Queen of Connacht
Medb was the queen of Connacht, and the greatest war in the Ulster Cycle began because her husband had a bull she didn’t.
She and Ailill mac Máta were lying in bed comparing their possessions — cataloguing their wealth item by item — and found themselves exactly equal in everything except one thing. Ailill had the white-horned bull Finnbennach. Medb had no equivalent. The Donn Cuailnge — the Brown Bull of Cooley — was Ulster’s equivalent, and she wanted it. She sent messengers to borrow it. The negotiations failed. She raised her army and marched into Ulster.
That is how the Táin Bó Cúailnge began. A pillow-talk inventory and one missing bull.

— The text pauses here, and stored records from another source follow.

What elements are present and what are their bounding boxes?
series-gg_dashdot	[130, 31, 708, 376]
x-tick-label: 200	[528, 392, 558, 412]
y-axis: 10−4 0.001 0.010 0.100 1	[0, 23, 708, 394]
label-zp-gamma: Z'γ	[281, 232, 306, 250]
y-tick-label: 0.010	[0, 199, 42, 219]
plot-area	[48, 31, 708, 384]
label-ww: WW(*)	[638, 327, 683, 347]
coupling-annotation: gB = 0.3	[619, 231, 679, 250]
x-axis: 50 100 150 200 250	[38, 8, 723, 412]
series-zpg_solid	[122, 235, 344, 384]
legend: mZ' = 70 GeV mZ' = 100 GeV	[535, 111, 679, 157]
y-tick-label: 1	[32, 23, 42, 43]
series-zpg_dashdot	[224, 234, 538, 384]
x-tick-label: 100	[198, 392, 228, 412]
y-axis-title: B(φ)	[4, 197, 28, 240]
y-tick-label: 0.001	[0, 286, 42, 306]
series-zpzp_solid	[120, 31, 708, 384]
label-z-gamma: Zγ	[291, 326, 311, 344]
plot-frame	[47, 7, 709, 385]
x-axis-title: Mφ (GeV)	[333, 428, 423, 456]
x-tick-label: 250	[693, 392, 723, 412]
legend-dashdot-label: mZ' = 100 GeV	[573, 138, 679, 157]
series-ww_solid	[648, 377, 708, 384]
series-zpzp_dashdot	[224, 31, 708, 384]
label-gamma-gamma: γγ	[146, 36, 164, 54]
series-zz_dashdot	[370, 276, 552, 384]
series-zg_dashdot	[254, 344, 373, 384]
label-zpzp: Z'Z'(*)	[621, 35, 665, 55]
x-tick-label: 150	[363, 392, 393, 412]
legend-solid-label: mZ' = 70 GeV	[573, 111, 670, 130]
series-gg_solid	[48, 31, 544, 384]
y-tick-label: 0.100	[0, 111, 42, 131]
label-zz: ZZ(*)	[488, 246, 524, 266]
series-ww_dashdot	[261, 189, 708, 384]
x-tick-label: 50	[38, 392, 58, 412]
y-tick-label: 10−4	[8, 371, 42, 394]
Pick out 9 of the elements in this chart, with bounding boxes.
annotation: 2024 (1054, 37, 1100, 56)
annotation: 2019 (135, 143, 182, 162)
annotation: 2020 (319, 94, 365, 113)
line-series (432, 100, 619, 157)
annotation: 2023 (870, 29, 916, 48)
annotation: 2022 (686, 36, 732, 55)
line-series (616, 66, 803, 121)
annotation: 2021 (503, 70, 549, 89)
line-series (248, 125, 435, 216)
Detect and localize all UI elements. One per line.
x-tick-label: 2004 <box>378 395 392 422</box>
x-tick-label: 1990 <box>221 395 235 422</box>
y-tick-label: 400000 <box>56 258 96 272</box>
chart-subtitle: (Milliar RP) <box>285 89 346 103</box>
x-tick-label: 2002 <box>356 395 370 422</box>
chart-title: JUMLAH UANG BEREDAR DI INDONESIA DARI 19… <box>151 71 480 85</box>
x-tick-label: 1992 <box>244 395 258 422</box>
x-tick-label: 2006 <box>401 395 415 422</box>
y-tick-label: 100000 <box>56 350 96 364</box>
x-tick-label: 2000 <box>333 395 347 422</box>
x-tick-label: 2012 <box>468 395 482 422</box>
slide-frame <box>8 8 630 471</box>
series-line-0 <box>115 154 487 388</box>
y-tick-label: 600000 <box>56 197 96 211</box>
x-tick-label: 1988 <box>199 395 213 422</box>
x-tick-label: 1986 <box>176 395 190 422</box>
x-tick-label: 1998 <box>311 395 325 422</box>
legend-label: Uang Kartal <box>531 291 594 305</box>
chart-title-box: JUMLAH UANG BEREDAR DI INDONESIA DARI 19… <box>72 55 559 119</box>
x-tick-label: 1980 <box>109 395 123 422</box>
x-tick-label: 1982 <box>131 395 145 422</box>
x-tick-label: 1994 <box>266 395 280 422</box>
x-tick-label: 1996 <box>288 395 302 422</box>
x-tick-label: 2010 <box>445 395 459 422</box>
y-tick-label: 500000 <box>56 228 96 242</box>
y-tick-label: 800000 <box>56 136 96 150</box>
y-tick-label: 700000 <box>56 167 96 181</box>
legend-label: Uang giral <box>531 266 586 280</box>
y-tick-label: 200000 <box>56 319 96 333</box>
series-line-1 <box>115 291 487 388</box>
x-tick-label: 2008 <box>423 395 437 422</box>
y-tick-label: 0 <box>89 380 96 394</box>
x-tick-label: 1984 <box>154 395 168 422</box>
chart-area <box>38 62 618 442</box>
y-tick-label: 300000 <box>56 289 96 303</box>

She is the sovereignty goddess of Connacht in human form — which means her sexual and political choices carry more weight than they might otherwise. She rejected any man who showed jealousy, fear, or meanness as a husband, because a jealous or fearful or mean man cannot hold the land. Her requirements for a husband were the land’s requirements for a king. Ailill met them. He kept the kingship.
Her lover during the Táin was Fergus mac Róich — the exiled Ulster king whose sword and generalship she used against his own people. Ailill knew about it and said nothing. Fergus’s generalship was too useful to throw away over it.
She used her daughter Finnabair as a political bargaining chip during the Táin — promising her to multiple champions as an incentive to fight Cú Chulainn. When the deception was discovered, the results were devastating.
Cú Chulainn held Ulster alone against her army while all the Ulster warriors lay under Macha‘s curse, unable to fight. He fought champion after champion at the ford. He didn’t win the war, but he held it long enough.
Her royal seat was Cruachan — Rathcroghan in County Roscommon — which was also the entrance to the Irish Otherworld. She ruled from the mouth of it.
She was killed while bathing in a lake. Forbai, the son of Conchobar mac Nessa, avenged his father with a sling-stone of hard cheese. The woman who had launched the greatest war of the cycle died in a lake, killed by cheese. The tradition is precise and entirely unapologetic about this.